Il n'est pas étonnant que l'édifice conçu par ce Perrault soit, dans la pratique si mal agencé. En effet, le but que doit viser l'architecte, selon la définition qui a cours aujourd'hui, est moins d'édifier un bâtiment que d'accomplir un « geste architectural ». L'architecture tend ainsi à devenir un art conceptuel, la valeur d'une construction se mesurant à l'aune des intentions symboliques de son auteur et non à celle, bien plus concrète, de la convenance à sa destination. Ce qui compte aux yeux de Perrault, et ce qui a motivé le choix de son projet par Mitterrand, est le discours tenu par l'auteur, non ce que sera l'édifice lui même réalisé. Le titre même du projet présenté par Perrault, « Une nouvelle place pour la France », illustre le divorce entre l'idée et la réalité : cette esplanade flanquée de tours et percée en son centre d'un trou n'a absolument rien à voir avec une place. Mais la grandeur nationale suggérée par le titre s'accordait à merveille avec l'esprit des « grands travaux » présidentiels.
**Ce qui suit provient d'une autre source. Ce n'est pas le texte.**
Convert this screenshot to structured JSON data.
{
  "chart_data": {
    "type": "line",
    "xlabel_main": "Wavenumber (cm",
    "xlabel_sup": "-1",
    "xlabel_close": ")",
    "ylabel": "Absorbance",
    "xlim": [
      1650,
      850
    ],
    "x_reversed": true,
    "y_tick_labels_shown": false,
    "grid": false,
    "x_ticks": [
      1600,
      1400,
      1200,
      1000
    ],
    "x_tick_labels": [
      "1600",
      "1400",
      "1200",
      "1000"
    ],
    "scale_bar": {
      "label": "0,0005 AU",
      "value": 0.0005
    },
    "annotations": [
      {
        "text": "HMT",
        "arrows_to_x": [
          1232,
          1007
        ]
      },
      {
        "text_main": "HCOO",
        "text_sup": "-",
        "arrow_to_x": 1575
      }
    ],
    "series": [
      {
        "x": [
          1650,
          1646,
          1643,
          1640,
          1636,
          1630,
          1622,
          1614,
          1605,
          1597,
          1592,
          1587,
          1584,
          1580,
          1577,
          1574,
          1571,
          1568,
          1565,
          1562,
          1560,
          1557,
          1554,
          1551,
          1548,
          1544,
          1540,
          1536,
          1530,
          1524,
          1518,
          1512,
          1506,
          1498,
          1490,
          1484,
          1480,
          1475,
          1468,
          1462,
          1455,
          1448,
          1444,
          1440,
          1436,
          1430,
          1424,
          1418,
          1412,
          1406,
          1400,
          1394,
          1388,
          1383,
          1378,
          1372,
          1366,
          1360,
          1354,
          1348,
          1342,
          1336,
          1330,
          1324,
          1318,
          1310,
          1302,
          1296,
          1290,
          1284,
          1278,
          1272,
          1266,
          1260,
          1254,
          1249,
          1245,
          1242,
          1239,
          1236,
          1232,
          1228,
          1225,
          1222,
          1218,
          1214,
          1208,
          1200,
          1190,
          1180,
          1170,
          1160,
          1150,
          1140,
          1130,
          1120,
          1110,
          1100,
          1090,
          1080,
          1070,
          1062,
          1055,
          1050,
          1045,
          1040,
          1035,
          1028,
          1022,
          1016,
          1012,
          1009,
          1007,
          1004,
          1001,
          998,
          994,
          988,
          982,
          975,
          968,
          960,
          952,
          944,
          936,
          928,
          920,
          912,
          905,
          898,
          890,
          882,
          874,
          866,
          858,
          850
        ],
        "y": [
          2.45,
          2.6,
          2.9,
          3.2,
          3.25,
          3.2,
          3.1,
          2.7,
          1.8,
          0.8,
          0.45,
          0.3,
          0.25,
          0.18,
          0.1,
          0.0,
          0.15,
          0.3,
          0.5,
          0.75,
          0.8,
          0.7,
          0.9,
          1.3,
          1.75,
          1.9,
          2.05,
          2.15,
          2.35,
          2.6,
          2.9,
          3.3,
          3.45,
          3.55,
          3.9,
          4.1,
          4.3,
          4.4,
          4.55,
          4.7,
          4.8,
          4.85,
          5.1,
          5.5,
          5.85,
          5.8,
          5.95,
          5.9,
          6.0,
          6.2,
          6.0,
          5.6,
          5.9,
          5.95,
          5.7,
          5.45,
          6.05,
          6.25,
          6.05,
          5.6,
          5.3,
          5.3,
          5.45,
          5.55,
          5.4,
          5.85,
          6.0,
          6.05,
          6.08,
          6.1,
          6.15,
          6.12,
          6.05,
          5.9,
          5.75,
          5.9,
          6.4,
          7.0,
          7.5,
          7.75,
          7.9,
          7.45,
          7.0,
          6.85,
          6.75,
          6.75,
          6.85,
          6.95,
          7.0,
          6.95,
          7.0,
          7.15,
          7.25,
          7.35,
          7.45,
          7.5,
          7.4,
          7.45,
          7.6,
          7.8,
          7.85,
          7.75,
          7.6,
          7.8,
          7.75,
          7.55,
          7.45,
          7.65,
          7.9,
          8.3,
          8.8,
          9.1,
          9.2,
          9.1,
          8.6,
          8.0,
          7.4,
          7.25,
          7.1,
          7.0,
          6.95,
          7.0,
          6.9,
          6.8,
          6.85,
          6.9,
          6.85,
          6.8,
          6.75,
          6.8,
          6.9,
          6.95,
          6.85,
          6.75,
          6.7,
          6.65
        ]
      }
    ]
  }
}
Ce projet de Perrault avait le mérite de définir exactement la TGBNF, puisqu'il s'agissait, de son propre aveu, d'un « projet qui n'existe pas en lui même ». La TGBNF n'étant rien d'autre, au départ, qu'une idée sans contenu, cette absence se traduit par un non édifice, un travail sur le vide. On peut y voir une représentation de « l'immatérialité » qui devait caractériser cette bibliothèque ultra-moderne, au moins partiellement virtuelle. Ce vide central, fondé sur la mythologie contemporaine qui voit dans la dématérialisation (c'est-à-dire le transfert sur support électronique) l'avenir du livre, semble donc être signe de foi dans le futur radieux - pour parler comme Le Corbusier - promis par la technologie. »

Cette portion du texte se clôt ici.